Maximum subgraph edge distance greater than given number I have a weighted graph G with approximately 75000 nodes. I would like to find subgraph G' induced on a subset of nodes, such that all edge weights in G' are greater than a given constant C and the number of nodes in this subset is maximal. In other words, I want a subgraph with this property, but it's only allowed to remove nodes with their adjecent edges, but not edges only. 
Is this a know problem or reducible to one? If yes, is it tractable?
 A: Your problem is not polynomial (unless P=NP), because your problem is polynomially equivalent to maximum independent set, which is NP-hard.  

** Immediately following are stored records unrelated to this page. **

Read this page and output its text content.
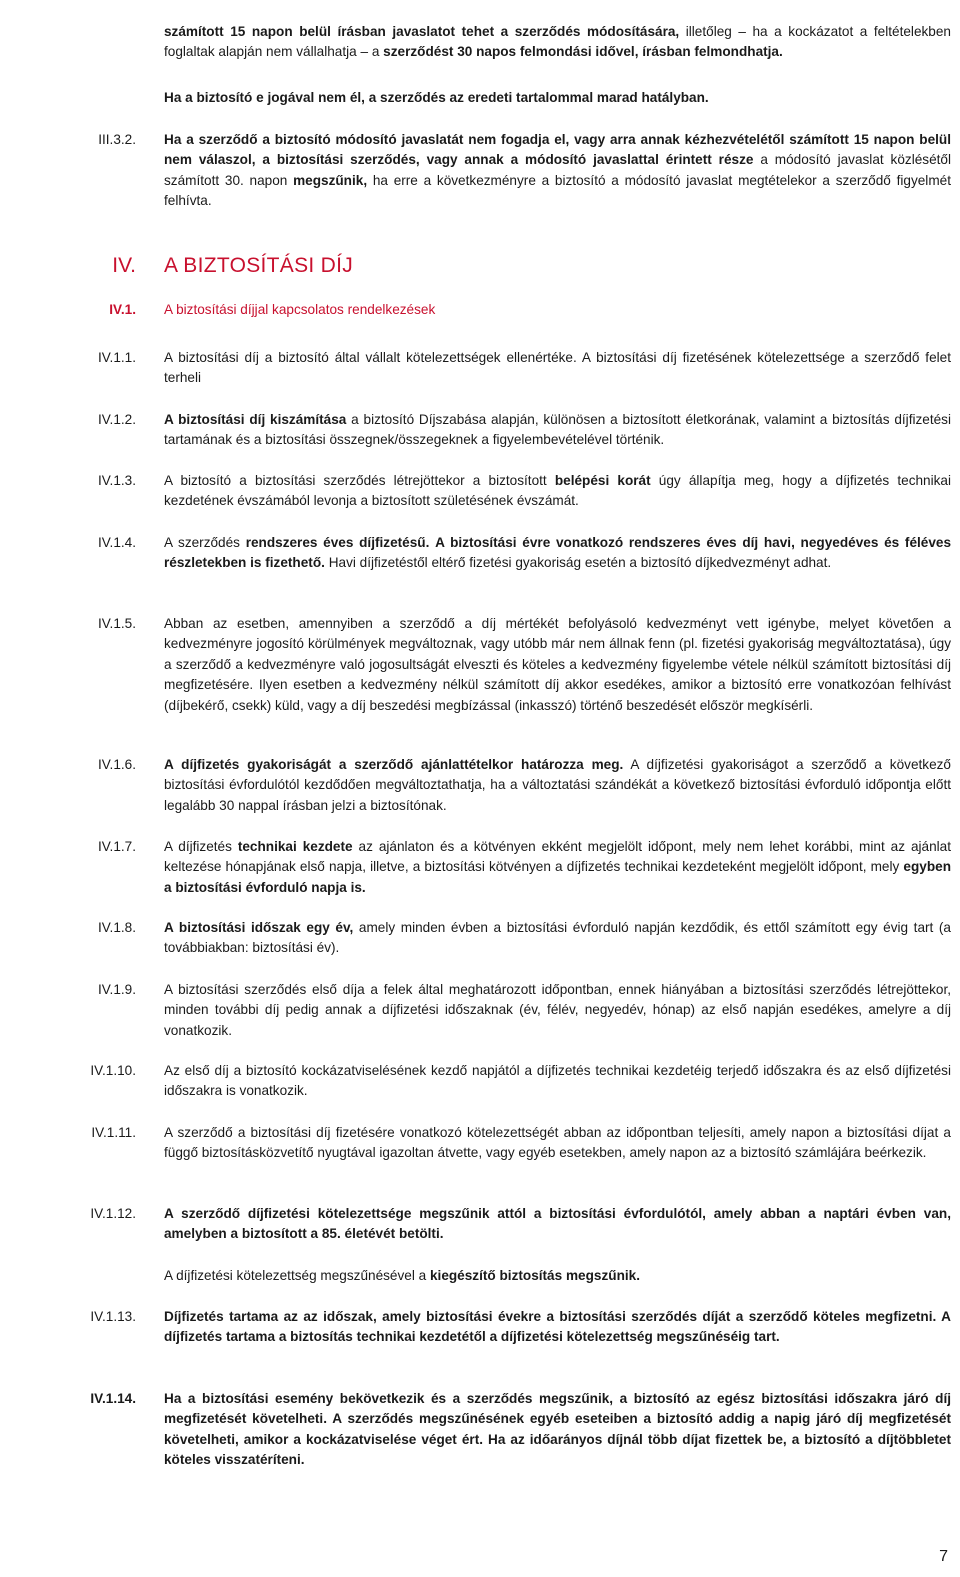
számított 15 napon belül írásban javaslatot tehet a szerződés módosítására, illetőleg – ha a kockázatot a feltételekben foglaltak alapján nem vállalhatja – a szerződést 30 napos felmondási idővel, írásban felmondhatja.
Ha a biztosító e jogával nem él, a szerződés az eredeti tartalommal marad hatályban.
III.3.2. Ha a szerződő a biztosító módosító javaslatát nem fogadja el, vagy arra annak kézhezvételétől számított 15 napon belül nem válaszol, a biztosítási szerződés, vagy annak a módosító javaslattal érintett része a módosító javaslat közlésétől számított 30. napon megszűnik, ha erre a következményre a biztosító a módosító javaslat megtételekor a szerződő figyelmét felhívta.
IV. A BIZTOSÍTÁSI DÍJ
IV.1. A biztosítási díjjal kapcsolatos rendelkezések
IV.1.1. A biztosítási díj a biztosító által vállalt kötelezettségek ellenértéke. A biztosítási díj fizetésének kötelezettsége a szerződő felet terheli
IV.1.2. A biztosítási díj kiszámítása a biztosító Díjszabása alapján, különösen a biztosított életkorának, valamint a biztosítás díjfizetési tartamának és a biztosítási összegnek/összegeknek a figyelembevételével történik.
IV.1.3. A biztosító a biztosítási szerződés létrejöttekor a biztosított belépési korát úgy állapítja meg, hogy a díjfizetés technikai kezdetének évszámából levonja a biztosított születésének évszámát.
IV.1.4. A szerződés rendszeres éves díjfizetésű. A biztosítási évre vonatkozó rendszeres éves díj havi, negyedéves és féléves részletekben is fizethető. Havi díjfizetéstől eltérő fizetési gyakoriság esetén a biztosító díjkedvezményt adhat.
IV.1.5. Abban az esetben, amennyiben a szerződő a díj mértékét befolyásoló kedvezményt vett igénybe, melyet követően a kedvezményre jogosító körülmények megváltoznak, vagy utóbb már nem állnak fenn (pl. fizetési gyakoriság megváltoztatása), úgy a szerződő a kedvezményre való jogosultságát elveszti és köteles a kedvezmény figyelembe vétele nélkül számított biztosítási díj megfizetésére. Ilyen esetben a kedvezmény nélkül számított díj akkor esedékes, amikor a biztosító erre vonatkozóan felhívást (díjbekérő, csekk) küld, vagy a díj beszedési megbízással (inkasszó) történő beszedését először megkísérli.
IV.1.6. A díjfizetés gyakoriságát a szerződő ajánlattételkor határozza meg. A díjfizetési gyakoriságot a szerződő a következő biztosítási évfordulótól kezdődően megváltoztathatja, ha a változtatási szándékát a következő biztosítási évforduló időpontja előtt legalább 30 nappal írásban jelzi a biztosítónak.
IV.1.7. A díjfizetés technikai kezdete az ajánlaton és a kötvényen ekként megjelölt időpont, mely nem lehet korábbi, mint az ajánlat keltezése hónapjának első napja, illetve, a biztosítási kötvényen a díjfizetés technikai kezdeteként megjelölt időpont, mely egyben a biztosítási évforduló napja is.
IV.1.8. A biztosítási időszak egy év, amely minden évben a biztosítási évforduló napján kezdődik, és ettől számított egy évig tart (a továbbiakban: biztosítási év).
IV.1.9. A biztosítási szerződés első díja a felek által meghatározott időpontban, ennek hiányában a biztosítási szerződés létrejöttekor, minden további díj pedig annak a díjfizetési időszaknak (év, félév, negyedév, hónap) az első napján esedékes, amelyre a díj vonatkozik.
IV.1.10. Az első díj a biztosító kockázatviselésének kezdő napjától a díjfizetés technikai kezdetéig terjedő időszakra és az első díjfizetési időszakra is vonatkozik.
IV.1.11. A szerződő a biztosítási díj fizetésére vonatkozó kötelezettségét abban az időpontban teljesíti, amely napon a biztosítási díjat a függő biztosításközvetítő nyugtával igazoltan átvette, vagy egyéb esetekben, amely napon az a biztosító számlájára beérkezik.
IV.1.12. A szerződő díjfizetési kötelezettsége megszűnik attól a biztosítási évfordulótól, amely abban a naptári évben van, amelyben a biztosított a 85. életévét betölti.
A díjfizetési kötelezettség megszűnésével a kiegészítő biztosítás megszűnik.
IV.1.13. Díjfizetés tartama az az időszak, amely biztosítási évekre a biztosítási szerződés díját a szerződő köteles megfizetni. A díjfizetés tartama a biztosítás technikai kezdetétől a díjfizetési kötelezettség megszűnéséig tart.
IV.1.14. Ha a biztosítási esemény bekövetkezik és a szerződés megszűnik, a biztosító az egész biztosítási időszakra járó díj megfizetését követelheti. A szerződés megszűnésének egyéb eseteiben a biztosító addig a napig járó díj megfizetését követelheti, amikor a kockázatviselése véget ért. Ha az időarányos díjnál több díjat fizettek be, a biztosító a díjtöbbletet köteles visszatéríteni.
7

In one direction, given an edge-weighted graph $G$ and a constant $C$, let $G'$ be the graph obtained from $G'$ by removing all edges with weight greater than $C$ and then forgetting about the weights.  Then $X$ is an independent set in $G'$ if and only if all edges in $G[X]$ have weight greater than $C$.  

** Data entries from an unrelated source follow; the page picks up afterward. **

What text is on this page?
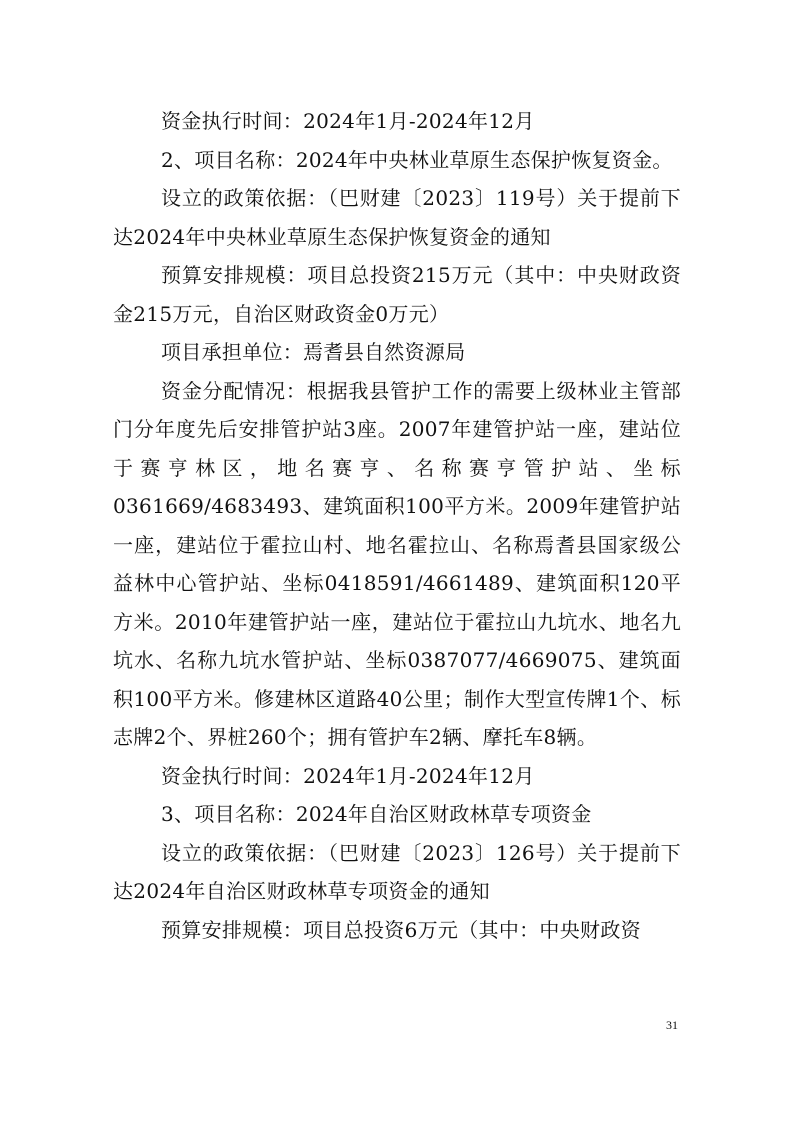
资金执行时间：2024年1月-2024年12月

2、项目名称：2024年中央林业草原生态保护恢复资金。

设立的政策依据：（巴财建〔2023〕119号）关于提前下达2024年中央林业草原生态保护恢复资金的通知

预算安排规模：项目总投资215万元（其中：中央财政资金215万元，自治区财政资金0万元）

项目承担单位：焉耆县自然资源局

资金分配情况：根据我县管护工作的需要上级林业主管部门分年度先后安排管护站3座。2007年建管护站一座，建站位于赛亨林区，地名赛亨、名称赛亨管护站、坐标0361669/4683493、建筑面积100平方米。2009年建管护站一座，建站位于霍拉山村、地名霍拉山、名称焉耆县国家级公益林中心管护站、坐标0418591/4661489、建筑面积120平方米。2010年建管护站一座，建站位于霍拉山九坑水、地名九坑水、名称九坑水管护站、坐标0387077/4669075、建筑面积100平方米。修建林区道路40公里；制作大型宣传牌1个、标志牌2个、界桩260个；拥有管护车2辆、摩托车8辆。

资金执行时间：2024年1月-2024年12月

3、项目名称：2024年自治区财政林草专项资金

设立的政策依据：（巴财建〔2023〕126号）关于提前下达2024年自治区财政林草专项资金的通知

预算安排规模：项目总投资6万元（其中：中央财政资

31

For the other direction, given a graph $G$, make an edge-weighted graph $G'$ by assigning all edges to have weight $C'<C$.  Then $X$ is an independent set in $G$ if and only if all edges in $G'[X]$ have weight greater than $C$.  
A: I found a solution using ILP, but I don't think it's tractable.
The solutions is: Remove all edges with weight > C. Then the problem is changed to finding maximal induced subgraph with no edges. Each vertex $i$ becomes a variable $a_i \in \{0,1\}$  in the ILP. I want to maximise $\sum_i a_i$ subject to: $a_i + \sum_{j \in Adjacent(i)} a_j \le 1 \, \forall i$. Obviously, the values 0 resp. 1 of variables are interpreted as the absence resp. presence of node $i$ in the subgraph.
But I'd still be interested in a polynomial (well, quadratic at worst) solution. Could it exist?